Ok, we still haven't seen how the 'flipsideViewController' and 'flipsideNavigationBar' properties of our RootViewController object gets set so let's take a look at the 'loadFlipsideViewController' method which is said to solve that problem for us.

- (void)loadFlipsideViewController {

FlipsideViewController *viewController = [[FlipsideViewController alloc] initWithNibName:@"FlipsideView" bundle:nil];
self.flipsideViewController = viewController;
[viewController release];

This is pretty similar to what we saw for the "main view" in the 'viewDidLoad' method. Allocate the object and initialise it using a nib file, in this case a FlipsideViewController from Resources/FlipsideView.xib.

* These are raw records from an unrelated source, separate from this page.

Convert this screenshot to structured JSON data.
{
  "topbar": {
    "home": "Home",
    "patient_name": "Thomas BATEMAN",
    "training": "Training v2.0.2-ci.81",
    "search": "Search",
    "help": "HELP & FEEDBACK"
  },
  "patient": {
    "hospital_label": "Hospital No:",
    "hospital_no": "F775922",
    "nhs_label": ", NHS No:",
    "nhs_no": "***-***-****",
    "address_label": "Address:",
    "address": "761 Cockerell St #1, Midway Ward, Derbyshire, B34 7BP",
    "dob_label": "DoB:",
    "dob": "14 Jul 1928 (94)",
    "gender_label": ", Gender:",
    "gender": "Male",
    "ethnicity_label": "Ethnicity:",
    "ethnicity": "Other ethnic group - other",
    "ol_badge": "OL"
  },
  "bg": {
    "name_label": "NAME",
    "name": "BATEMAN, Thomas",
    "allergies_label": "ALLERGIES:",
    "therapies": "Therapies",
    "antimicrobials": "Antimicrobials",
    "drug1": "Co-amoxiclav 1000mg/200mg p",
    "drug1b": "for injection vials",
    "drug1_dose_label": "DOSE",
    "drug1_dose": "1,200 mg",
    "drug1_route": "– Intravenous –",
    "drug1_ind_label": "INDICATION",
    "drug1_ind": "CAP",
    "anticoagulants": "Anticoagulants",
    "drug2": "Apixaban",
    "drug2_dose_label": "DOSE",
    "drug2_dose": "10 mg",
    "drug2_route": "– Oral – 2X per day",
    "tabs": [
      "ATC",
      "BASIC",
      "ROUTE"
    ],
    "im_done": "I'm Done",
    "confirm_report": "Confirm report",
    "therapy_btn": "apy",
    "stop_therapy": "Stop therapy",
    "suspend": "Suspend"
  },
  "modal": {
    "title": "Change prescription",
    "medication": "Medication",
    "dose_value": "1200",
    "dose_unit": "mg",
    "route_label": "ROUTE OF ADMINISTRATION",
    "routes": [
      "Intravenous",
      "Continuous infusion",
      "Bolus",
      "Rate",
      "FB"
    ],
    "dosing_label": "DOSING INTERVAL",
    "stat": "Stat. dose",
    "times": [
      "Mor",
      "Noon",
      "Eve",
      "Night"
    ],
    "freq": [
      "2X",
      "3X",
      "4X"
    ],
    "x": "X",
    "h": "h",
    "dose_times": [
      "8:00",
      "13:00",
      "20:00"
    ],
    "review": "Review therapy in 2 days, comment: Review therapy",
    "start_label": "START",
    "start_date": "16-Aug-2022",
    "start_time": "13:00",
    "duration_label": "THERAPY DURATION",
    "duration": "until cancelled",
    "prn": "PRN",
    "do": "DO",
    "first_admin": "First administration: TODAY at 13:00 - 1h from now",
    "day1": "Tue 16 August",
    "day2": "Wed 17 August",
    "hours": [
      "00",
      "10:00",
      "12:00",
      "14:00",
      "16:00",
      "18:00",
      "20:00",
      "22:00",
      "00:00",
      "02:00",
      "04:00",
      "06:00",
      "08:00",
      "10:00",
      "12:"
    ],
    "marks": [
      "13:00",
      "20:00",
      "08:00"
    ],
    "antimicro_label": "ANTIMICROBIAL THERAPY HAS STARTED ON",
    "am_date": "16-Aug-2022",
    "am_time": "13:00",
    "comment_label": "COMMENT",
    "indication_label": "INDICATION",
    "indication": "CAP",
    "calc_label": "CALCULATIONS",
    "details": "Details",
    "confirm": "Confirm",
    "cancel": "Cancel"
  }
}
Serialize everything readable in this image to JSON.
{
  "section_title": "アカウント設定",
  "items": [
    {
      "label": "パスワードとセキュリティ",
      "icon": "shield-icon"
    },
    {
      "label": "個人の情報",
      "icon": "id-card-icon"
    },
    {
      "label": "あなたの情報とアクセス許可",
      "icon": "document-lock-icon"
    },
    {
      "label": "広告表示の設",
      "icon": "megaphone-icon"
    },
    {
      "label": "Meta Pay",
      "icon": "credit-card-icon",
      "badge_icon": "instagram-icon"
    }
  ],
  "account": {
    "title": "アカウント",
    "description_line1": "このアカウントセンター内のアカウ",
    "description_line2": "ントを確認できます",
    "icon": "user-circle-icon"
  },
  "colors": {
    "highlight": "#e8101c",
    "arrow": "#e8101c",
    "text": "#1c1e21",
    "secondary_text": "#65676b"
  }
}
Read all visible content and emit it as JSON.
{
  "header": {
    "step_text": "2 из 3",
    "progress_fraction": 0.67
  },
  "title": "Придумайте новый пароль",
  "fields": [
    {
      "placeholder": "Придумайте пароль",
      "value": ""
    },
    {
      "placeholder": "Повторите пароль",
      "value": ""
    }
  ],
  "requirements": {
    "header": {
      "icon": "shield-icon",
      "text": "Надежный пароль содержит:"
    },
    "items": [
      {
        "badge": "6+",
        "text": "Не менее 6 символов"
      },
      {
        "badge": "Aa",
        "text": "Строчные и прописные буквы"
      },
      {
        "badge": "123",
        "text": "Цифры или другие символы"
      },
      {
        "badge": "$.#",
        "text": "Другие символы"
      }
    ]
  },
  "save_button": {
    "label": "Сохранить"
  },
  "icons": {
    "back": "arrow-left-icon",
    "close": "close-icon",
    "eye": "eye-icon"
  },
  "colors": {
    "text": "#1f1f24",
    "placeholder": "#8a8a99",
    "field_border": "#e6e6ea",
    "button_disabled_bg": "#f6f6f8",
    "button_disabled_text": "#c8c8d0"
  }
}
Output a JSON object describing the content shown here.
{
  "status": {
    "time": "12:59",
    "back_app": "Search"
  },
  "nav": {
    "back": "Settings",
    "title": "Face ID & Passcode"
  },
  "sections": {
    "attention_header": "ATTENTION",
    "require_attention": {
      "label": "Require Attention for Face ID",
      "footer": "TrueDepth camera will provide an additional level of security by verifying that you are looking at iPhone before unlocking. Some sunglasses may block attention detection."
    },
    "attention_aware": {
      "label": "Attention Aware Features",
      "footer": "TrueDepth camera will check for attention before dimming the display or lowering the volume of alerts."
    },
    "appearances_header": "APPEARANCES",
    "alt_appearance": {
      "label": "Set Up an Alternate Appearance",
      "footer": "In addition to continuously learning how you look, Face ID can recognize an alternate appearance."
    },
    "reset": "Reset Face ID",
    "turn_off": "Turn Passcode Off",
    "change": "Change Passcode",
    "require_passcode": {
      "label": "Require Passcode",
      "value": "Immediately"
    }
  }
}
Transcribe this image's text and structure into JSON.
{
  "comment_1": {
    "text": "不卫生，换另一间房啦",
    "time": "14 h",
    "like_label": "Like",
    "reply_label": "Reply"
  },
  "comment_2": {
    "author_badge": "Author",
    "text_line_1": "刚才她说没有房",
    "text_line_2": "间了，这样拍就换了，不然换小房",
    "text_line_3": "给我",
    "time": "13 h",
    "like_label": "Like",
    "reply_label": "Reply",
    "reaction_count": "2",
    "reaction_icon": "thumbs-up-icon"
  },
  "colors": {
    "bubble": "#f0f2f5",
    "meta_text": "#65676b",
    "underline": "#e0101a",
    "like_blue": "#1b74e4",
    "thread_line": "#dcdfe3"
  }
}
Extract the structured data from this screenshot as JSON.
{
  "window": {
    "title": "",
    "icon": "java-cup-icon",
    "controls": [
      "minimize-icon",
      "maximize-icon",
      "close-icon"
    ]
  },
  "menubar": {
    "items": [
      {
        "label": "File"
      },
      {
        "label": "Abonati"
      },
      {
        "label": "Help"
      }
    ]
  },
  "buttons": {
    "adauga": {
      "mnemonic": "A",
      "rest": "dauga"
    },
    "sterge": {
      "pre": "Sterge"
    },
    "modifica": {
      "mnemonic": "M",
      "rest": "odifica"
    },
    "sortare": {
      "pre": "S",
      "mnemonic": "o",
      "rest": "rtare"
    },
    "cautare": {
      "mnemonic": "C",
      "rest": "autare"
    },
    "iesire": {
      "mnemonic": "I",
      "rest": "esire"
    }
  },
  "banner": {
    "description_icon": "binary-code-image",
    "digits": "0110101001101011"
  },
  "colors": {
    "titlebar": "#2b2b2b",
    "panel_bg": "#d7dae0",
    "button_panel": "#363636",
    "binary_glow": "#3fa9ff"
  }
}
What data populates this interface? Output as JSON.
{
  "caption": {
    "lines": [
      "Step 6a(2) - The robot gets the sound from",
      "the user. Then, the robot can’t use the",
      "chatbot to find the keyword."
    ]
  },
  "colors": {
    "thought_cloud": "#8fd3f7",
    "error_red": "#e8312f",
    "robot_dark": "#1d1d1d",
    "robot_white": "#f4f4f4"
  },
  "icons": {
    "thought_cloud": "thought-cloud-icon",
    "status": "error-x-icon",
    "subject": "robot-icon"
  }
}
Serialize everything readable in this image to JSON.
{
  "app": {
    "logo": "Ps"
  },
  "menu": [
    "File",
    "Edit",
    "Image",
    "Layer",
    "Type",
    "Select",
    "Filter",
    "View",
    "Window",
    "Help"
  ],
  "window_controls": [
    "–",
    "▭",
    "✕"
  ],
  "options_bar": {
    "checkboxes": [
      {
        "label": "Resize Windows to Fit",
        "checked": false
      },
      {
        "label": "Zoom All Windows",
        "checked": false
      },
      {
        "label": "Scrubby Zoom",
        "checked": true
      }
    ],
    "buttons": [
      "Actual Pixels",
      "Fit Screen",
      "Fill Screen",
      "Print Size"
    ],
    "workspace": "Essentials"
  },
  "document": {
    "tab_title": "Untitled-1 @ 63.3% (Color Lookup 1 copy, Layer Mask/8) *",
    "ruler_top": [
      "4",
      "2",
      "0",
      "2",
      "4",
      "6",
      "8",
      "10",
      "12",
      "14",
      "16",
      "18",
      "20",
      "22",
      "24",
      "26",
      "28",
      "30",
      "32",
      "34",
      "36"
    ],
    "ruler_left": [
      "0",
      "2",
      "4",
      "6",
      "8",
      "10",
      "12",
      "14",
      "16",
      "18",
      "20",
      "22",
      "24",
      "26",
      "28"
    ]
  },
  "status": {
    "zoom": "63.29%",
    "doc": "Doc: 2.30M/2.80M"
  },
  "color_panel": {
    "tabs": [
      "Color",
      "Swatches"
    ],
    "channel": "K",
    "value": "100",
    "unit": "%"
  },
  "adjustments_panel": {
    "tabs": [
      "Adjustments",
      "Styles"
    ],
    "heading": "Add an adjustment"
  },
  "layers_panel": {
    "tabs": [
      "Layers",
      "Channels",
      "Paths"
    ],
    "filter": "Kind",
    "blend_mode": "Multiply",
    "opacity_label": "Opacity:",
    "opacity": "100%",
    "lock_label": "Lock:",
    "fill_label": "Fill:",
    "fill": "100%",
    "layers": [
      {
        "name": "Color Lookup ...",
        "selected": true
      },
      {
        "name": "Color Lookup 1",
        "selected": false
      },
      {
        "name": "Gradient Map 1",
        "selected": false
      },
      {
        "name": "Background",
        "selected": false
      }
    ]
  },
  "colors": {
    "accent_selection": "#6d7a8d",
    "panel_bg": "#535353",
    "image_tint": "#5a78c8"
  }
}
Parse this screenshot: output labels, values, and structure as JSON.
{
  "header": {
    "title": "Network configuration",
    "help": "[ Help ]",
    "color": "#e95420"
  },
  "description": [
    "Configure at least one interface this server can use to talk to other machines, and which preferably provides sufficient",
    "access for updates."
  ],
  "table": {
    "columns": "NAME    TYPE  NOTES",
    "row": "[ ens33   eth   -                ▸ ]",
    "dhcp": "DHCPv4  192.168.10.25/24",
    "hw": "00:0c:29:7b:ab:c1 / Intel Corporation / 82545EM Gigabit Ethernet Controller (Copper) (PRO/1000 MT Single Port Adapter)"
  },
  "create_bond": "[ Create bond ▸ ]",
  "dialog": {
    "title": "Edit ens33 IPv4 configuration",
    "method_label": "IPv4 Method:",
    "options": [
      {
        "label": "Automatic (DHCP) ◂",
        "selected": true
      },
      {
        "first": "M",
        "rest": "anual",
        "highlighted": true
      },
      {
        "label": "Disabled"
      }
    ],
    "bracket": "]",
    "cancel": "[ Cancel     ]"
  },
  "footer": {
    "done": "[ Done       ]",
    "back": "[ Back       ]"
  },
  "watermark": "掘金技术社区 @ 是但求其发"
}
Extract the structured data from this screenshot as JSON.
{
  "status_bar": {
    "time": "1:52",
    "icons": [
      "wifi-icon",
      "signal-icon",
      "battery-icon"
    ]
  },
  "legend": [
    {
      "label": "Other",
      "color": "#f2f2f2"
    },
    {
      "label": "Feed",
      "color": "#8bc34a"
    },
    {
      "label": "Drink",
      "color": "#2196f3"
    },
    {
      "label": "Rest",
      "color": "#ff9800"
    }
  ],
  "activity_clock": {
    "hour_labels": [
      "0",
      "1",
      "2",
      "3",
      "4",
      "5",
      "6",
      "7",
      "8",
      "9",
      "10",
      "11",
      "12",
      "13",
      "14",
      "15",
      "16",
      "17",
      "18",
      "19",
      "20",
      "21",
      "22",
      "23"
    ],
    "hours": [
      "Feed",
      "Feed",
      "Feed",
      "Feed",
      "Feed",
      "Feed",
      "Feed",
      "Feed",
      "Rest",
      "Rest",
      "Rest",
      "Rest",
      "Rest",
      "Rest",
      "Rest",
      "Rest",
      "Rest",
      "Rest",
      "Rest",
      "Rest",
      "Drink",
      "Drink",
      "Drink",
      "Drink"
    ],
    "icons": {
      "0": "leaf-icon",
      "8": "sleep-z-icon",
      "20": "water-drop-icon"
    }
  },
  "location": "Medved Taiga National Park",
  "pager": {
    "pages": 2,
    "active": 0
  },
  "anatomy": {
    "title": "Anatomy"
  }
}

// Set up the navigation bar
UINavigationBar *aNavigationBar = [[UINavigationBar alloc] initWithFrame:CGRectMake(0.0, 0.0, 320.0, 44.0)];
aNavigationBar.barStyle = UIBarStyleBlackOpaque;
self.flipsideNavigationBar = aNavigationBar;
[aNavigationBar release];

Cool, here we're creating a UINavigationBar programmatically (in source code) and store a reference to it in the 'flipsideNavigationBar' property of our RootViewController.

UIBarButtonItem *buttonItem = [[UIBarButtonItem alloc] initWithBarButtonSystemItem:UIBarButtonSystemItemDone target:self action:@selector(toggleView)];

Add the "Done"-button and make it call 'toggleView' when pressed.

UINavigationItem *navigationItem = [[UINavigationItem alloc] initWithTitle:@"Util1"];

Create the "title".

navigationItem.rightBarButtonItem = buttonItem;
[flipsideNavigationBar pushNavigationItem:navigationItem animated:NO];
[navigationItem release];
[buttonItem release];

And close the case!

That's pretty much it! It took an impressive amount of words to explain this little application, but hopefully it has helped your understanding of the Interface Builder, the iPhone API and how to "think" when creating iPhone applications. A fine tuned mix of source code and "pre-packed" objects created with Interface Builder is often the right way to go even though everything, of course, can done programmatically - completely in source code.